Depending on which definition you use, they can be the same. In either case, the Navy does not plan to bend 2 - 3 % of its divers.
No, they bend nearly all of them and treat it on the way up instead of treating the bubbles at the deeper depths and allowing the divers to come up relatively clean of inert gas in their blood to start with.
There is a reason that many divers call the tables/deco models that call for a great deal of shallow deco instead of deeper stops the "bend and treat" model. The best of both worlds (most conservative) is to do the deeper stops and add in the shallow deco from the other models which is actually a modified safety stop and throw in the painfully slow ascent from 15 ft that some divers prefer to do at a maximum of 2 ft. per minute (I don't have quite that much patience, but I should. It would be safer than the 5 ft. per minute that I typically do from the "safety stop".)

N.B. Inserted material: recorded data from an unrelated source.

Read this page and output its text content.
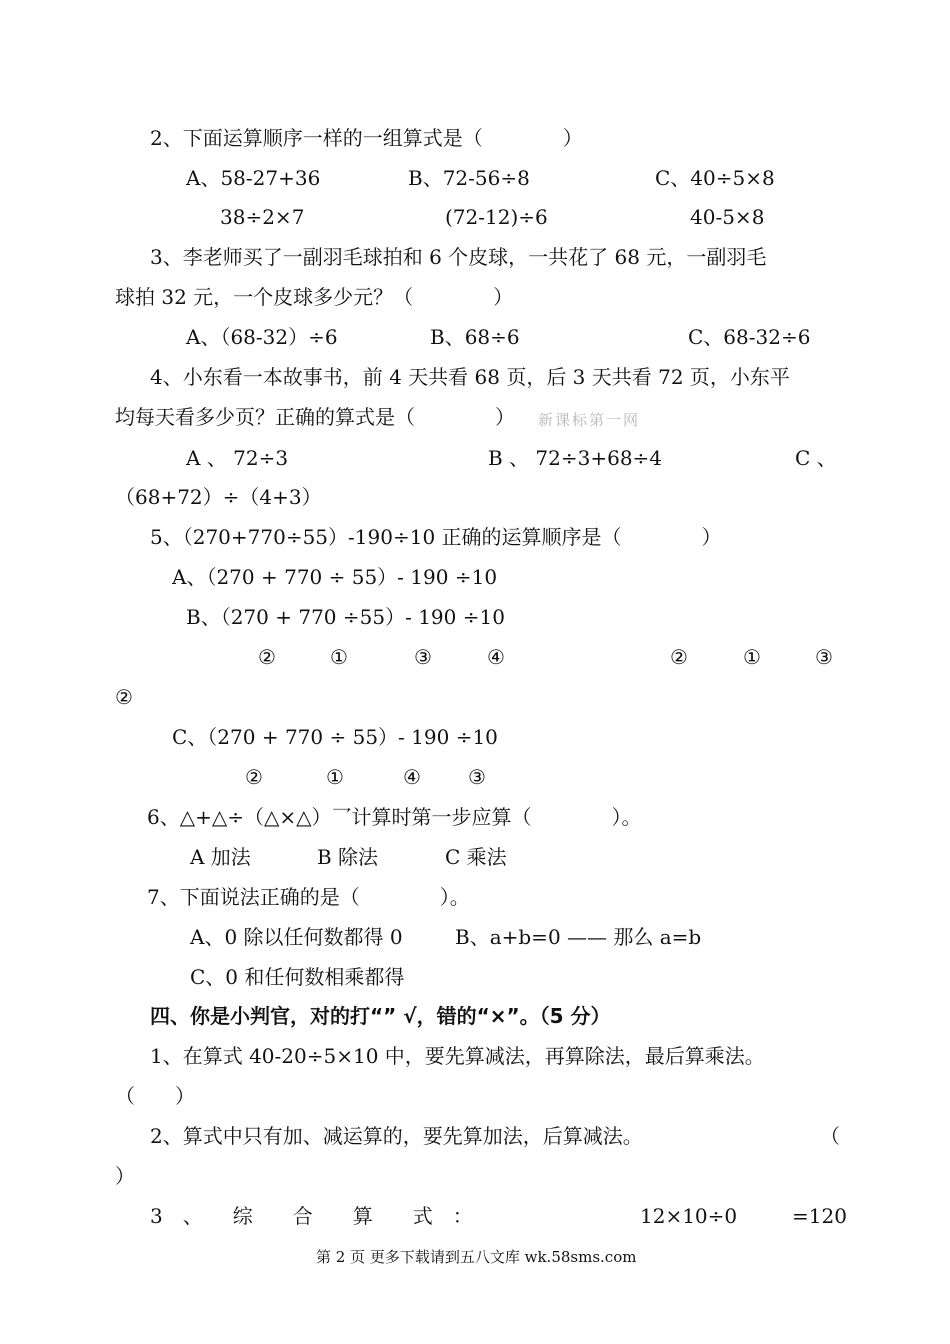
2、下面运算顺序一样的一组算式是（　　　　）
A、58-27+36	B、72-56÷8	C、40÷5×8
38÷2×7	(72-12)÷6	40-5×8
3、李老师买了一副羽毛球拍和 6 个皮球，一共花了 68 元，一副羽毛
球拍 32 元，一个皮球多少元？（　　　　）
A、（68-32）÷6	B、68÷6	C、68-32÷6
4、小东看一本故事书，前 4 天共看 68 页，后 3 天共看 72 页，小东平
均每天看多少页？正确的算式是（　　　　） 新课标第一网
A 、 72÷3	B 、 72÷3+68÷4	C 、
（68+72）÷（4+3）
5、（270+770÷55）-190÷10 正确的运算顺序是（　　　　）
A、（270 + 770 ÷ 55）- 190 ÷10
B、（270 + 770 ÷55）- 190 ÷10
②	①	③	④	②	①	③
②
C、（270 + 770 ÷ 55）- 190 ÷10
②	①	④ ③
6、△+△÷（△×△）乛计算时第一步应算（　　　　）。
A 加法	B 除法	C 乘法
7、下面说法正确的是（　　　　）。
A、0 除以任何数都得 0	B、a+b=0 —— 那么 a=b
C、0 和任何数相乘都得
四、你是小判官，对的打“” √，错的“×”。（5 分）
1、在算式 40-20÷5×10 中，要先算减法，再算除法，最后算乘法。
（　　）
2、算式中只有加、减运算的，要先算加法，后算减法。	（
）
3　、　　综　　合　　算　　式　：	12×10÷0	=120
第 2 页 更多下载请到五八文库 wk.58sms.com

There are reasons that I don't follow too many tables other than the computer generated "V-planner" type tables or my VR-3 generated tables anymore. The tables I use promote the use of multiple deep stops with an extremely controlled ascent. The bubbles (by theory) don't get the chance to turn into something resembling decompression illness to start with. The shallow deco never hurt anyone (unless they try doing an extended time on pure O2), but if you are relying on it to prevent DCS, I have bad news. The bubbles already started coming out of solution. Then again, for safety I don't do much beyond two dives a day anymore and prefer a two-three hour surface interval between them. I may do two plus a later starting night dive.
It works for Navy salvage divers for two reasons:
1) They are in top-notch physical condition.
2) They throw them in the recompression chamber shortly after they come up to finish treating the DCS before they get a chance to really feel the symptoms.
A person should be judged in this life not by the mistakes that they make nor by the number of them. Rather they are to be judged by their recovery from them.